There are many benefits and advantages in utilizing a Regional Center for your EB-5 investment. Investing through a Regional Center means that the investor may choose not to be involved in the day to day operations of the investment, allowing more flexibility, the job creation requirement may be met through indirect jobs, and the required investment amount of IMI Regional Center is $500,000 rather than $1 million. If the investor so chooses, he may live, work, and retire anywhere in the U.S. and is not limited to the geographic scope of the commercial enterprise in which he invested.

The entire process, from the initial petition to obtaining conditional permanent residence may take anywhere from 1.5 – 2 years. Processing times will vary depending on a variety of factors, including complexity of the case and overall USCIS and Embassy workload.

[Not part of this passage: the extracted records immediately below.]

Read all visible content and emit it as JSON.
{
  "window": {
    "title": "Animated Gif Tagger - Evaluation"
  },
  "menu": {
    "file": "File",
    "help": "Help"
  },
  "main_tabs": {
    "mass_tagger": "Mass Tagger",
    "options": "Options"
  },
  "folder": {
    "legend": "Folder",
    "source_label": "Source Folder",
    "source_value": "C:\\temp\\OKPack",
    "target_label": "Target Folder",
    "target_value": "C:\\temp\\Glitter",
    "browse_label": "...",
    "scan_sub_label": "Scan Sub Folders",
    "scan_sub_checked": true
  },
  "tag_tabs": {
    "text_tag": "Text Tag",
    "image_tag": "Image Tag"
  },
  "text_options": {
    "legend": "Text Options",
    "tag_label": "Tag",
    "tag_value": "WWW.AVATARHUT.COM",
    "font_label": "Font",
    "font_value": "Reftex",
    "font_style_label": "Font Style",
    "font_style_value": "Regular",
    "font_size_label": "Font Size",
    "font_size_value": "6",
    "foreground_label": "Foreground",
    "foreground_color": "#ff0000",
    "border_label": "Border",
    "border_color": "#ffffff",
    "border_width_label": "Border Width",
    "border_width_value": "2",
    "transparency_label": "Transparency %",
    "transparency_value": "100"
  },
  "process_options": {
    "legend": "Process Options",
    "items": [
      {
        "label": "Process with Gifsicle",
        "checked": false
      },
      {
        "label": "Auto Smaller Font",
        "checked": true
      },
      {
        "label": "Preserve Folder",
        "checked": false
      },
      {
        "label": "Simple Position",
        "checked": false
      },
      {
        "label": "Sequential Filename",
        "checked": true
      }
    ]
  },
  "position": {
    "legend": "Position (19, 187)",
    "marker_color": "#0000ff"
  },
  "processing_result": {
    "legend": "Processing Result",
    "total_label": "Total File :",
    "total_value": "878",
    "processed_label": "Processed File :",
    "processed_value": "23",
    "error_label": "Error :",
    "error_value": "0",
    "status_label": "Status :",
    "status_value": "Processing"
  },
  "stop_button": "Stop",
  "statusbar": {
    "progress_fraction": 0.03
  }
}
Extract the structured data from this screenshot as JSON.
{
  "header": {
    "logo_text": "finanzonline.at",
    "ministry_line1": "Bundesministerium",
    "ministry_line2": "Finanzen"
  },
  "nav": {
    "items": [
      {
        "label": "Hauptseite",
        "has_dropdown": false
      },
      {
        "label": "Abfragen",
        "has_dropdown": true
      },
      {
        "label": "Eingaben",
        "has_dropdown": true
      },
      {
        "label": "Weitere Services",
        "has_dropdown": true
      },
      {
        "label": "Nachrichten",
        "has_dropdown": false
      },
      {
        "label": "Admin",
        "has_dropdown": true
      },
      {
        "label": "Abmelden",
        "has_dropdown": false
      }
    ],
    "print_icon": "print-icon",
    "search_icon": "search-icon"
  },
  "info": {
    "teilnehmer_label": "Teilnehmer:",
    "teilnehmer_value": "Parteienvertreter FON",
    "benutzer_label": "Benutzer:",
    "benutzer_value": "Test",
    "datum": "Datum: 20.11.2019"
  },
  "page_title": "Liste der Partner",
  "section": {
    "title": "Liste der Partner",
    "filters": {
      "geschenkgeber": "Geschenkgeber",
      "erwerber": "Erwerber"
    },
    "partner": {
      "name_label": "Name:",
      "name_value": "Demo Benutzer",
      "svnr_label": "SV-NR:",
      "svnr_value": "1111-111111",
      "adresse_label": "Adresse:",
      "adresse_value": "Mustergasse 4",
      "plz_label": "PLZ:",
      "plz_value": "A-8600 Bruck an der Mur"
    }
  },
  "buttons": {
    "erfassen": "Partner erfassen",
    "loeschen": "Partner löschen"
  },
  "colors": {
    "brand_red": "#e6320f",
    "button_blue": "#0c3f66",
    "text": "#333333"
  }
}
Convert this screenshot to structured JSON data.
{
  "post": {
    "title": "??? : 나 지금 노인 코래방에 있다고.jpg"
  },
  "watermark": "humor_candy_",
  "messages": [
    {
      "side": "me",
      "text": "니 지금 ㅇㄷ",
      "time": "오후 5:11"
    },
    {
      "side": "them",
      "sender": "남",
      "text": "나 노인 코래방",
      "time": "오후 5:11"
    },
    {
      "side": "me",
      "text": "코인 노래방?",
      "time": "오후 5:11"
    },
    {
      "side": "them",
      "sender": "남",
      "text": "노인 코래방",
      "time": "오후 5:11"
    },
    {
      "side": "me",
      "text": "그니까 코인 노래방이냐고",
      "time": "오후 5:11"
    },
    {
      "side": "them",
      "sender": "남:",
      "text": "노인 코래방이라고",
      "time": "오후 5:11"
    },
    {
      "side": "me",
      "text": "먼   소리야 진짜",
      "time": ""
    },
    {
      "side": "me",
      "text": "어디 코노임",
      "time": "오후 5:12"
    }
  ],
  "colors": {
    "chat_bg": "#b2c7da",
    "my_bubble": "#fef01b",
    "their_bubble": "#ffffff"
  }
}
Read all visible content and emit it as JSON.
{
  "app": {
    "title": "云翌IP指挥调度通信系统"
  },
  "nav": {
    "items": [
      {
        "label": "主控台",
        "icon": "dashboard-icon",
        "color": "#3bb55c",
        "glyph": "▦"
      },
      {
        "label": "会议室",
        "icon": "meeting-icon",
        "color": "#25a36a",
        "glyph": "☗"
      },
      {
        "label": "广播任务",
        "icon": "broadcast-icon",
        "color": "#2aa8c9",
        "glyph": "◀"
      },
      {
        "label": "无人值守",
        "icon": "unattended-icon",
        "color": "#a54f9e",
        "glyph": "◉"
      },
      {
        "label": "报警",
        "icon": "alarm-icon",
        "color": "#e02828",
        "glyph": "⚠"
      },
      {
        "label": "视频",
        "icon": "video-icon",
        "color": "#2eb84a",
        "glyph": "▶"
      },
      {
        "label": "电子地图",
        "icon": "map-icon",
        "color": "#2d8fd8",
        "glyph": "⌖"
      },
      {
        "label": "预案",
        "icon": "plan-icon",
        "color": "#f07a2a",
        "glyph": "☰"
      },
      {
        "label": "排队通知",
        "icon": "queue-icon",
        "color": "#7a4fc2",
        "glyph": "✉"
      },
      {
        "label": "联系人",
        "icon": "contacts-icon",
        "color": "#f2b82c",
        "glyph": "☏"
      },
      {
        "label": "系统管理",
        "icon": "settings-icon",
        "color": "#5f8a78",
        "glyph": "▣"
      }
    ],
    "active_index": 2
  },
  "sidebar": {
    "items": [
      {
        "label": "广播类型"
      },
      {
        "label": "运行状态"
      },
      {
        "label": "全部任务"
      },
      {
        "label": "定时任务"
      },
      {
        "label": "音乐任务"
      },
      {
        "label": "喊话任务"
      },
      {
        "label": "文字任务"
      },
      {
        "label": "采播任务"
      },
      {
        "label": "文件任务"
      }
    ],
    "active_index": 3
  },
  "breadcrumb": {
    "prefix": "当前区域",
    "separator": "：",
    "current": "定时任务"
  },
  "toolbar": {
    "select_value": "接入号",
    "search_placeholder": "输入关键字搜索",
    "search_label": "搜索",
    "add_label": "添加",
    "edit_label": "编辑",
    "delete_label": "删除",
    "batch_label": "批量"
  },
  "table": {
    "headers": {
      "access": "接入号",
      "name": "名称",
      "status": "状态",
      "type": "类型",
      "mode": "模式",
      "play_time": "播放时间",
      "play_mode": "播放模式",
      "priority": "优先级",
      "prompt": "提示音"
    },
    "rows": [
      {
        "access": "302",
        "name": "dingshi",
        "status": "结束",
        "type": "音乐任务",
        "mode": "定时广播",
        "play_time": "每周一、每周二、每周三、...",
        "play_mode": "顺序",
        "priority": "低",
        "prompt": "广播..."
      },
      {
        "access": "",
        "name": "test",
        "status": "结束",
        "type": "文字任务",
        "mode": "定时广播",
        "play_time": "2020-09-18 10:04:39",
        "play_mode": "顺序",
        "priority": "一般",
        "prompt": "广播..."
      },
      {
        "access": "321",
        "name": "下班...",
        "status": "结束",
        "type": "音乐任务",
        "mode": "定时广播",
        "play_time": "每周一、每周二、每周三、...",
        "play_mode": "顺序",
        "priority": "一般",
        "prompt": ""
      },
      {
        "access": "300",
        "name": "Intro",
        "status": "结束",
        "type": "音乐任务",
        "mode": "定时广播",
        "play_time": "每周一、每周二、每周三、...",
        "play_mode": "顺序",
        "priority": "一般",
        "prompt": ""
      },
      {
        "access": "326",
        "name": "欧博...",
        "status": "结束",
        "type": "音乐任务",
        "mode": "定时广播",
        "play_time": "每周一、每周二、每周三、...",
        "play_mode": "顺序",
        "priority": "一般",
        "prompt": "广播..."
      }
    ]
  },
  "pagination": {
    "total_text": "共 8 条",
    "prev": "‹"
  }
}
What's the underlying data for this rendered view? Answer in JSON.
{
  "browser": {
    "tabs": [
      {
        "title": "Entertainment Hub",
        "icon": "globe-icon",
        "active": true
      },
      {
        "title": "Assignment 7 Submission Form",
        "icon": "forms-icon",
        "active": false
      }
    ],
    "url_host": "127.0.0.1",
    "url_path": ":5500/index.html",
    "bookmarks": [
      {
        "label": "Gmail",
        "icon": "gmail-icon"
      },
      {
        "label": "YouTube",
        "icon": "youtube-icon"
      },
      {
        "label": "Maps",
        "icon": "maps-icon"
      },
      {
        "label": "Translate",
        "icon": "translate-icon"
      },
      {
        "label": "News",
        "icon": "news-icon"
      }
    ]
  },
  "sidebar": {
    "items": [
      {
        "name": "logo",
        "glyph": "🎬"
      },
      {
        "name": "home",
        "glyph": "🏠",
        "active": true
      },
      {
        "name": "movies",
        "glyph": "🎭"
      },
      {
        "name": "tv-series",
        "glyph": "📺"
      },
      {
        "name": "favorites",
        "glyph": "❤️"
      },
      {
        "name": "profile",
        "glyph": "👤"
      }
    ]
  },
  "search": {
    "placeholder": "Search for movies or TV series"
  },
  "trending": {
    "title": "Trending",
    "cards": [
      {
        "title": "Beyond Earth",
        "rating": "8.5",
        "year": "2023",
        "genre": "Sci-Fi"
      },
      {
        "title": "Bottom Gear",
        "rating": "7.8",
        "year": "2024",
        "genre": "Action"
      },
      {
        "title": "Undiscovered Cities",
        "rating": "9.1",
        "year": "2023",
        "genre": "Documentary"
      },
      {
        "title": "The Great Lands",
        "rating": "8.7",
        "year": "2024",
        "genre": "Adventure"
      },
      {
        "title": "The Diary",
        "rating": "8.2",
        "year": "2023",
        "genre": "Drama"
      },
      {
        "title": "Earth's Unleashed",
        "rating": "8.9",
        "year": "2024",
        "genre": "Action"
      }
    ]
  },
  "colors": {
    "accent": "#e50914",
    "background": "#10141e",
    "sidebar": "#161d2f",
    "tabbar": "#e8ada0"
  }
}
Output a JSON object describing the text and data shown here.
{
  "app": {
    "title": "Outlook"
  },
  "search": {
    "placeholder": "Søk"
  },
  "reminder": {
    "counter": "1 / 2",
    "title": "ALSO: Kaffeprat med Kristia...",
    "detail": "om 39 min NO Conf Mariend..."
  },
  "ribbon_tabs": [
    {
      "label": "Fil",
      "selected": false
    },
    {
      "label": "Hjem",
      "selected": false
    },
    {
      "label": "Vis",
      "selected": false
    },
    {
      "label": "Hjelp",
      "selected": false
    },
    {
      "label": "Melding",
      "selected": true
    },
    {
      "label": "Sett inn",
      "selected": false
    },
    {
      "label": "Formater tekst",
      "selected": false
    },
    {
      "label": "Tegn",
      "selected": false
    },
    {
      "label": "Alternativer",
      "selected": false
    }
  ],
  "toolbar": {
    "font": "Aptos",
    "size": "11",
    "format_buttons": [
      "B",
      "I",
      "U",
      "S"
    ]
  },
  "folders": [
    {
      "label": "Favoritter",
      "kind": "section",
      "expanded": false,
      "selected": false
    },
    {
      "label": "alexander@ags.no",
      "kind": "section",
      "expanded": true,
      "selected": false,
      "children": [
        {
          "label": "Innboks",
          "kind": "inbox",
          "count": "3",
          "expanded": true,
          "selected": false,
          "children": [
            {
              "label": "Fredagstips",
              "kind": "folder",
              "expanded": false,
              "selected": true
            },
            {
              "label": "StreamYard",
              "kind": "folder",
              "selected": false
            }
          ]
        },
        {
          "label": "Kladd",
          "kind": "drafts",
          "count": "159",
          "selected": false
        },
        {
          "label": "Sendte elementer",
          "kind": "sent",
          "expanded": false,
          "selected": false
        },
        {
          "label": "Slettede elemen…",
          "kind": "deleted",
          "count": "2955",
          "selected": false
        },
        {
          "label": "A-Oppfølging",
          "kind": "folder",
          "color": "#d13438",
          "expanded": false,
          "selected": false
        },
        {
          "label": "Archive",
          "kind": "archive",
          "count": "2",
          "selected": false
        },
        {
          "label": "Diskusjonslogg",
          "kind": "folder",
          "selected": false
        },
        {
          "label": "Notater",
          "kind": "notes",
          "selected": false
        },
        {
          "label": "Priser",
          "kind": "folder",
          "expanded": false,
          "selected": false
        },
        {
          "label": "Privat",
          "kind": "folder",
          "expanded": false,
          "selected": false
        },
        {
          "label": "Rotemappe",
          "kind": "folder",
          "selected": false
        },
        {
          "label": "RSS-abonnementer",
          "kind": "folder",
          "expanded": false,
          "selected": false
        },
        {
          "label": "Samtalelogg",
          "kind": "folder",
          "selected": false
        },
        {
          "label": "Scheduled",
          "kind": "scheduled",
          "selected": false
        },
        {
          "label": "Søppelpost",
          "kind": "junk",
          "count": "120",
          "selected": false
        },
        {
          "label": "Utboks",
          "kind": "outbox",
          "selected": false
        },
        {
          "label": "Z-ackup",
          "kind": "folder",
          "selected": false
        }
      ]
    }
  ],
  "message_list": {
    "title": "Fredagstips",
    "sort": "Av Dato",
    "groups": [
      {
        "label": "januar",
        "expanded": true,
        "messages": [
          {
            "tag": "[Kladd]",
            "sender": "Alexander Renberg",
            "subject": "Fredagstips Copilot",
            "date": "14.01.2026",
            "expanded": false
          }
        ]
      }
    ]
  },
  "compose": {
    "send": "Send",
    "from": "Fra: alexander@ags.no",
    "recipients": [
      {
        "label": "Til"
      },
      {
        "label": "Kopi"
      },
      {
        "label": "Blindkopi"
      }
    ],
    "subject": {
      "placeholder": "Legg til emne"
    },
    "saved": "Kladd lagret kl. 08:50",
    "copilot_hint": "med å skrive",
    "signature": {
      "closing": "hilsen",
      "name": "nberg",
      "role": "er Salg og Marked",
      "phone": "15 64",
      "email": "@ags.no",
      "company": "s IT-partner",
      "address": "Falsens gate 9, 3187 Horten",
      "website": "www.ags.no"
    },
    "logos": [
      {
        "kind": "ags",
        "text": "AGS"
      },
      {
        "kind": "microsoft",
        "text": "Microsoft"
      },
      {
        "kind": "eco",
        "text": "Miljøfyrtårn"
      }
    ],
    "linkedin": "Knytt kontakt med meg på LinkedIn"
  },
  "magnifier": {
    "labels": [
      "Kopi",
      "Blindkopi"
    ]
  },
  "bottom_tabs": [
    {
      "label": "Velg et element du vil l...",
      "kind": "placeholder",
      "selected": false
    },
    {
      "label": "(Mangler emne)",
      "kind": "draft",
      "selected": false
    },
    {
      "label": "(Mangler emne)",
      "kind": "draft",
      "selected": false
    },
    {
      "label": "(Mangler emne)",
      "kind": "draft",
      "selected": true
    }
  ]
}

If your children meet the statutory definition of “child”, they remain eligible to apply for permanent residence as a derivative family member. If they are currently in the U.S. on an F visa, they do not have to return to their country of origin and may apply to adjust status in the United States.

If issued, the immigrant visa is valid for six months to allow the recipient time to complete necessary preparation for a move to the United States. Validity period means that the individuals must present themselves at a U.S. port of entry within the specified time period. It should also be noted that family members of the principal applicant, the investor in this case, must enter the U.S. either at the same time as or after the investor and may not enter first.

In applying for permanent residence, all applicants are subject to a background check and all applicants who have been convicted of a crime must obtain and submit a certified copy of each court record and any prison records, regardless of whether subsequently benefitted from an amnesty, pardon, or other act of record clearance. Generally, drinking and driving offenses do not render an individual inadmissible; however, each case is adjudicated individually. It is important to disclose any information that may affect your application or entry into the United States and competent legal counsel should be consulted regarding all criminal matters.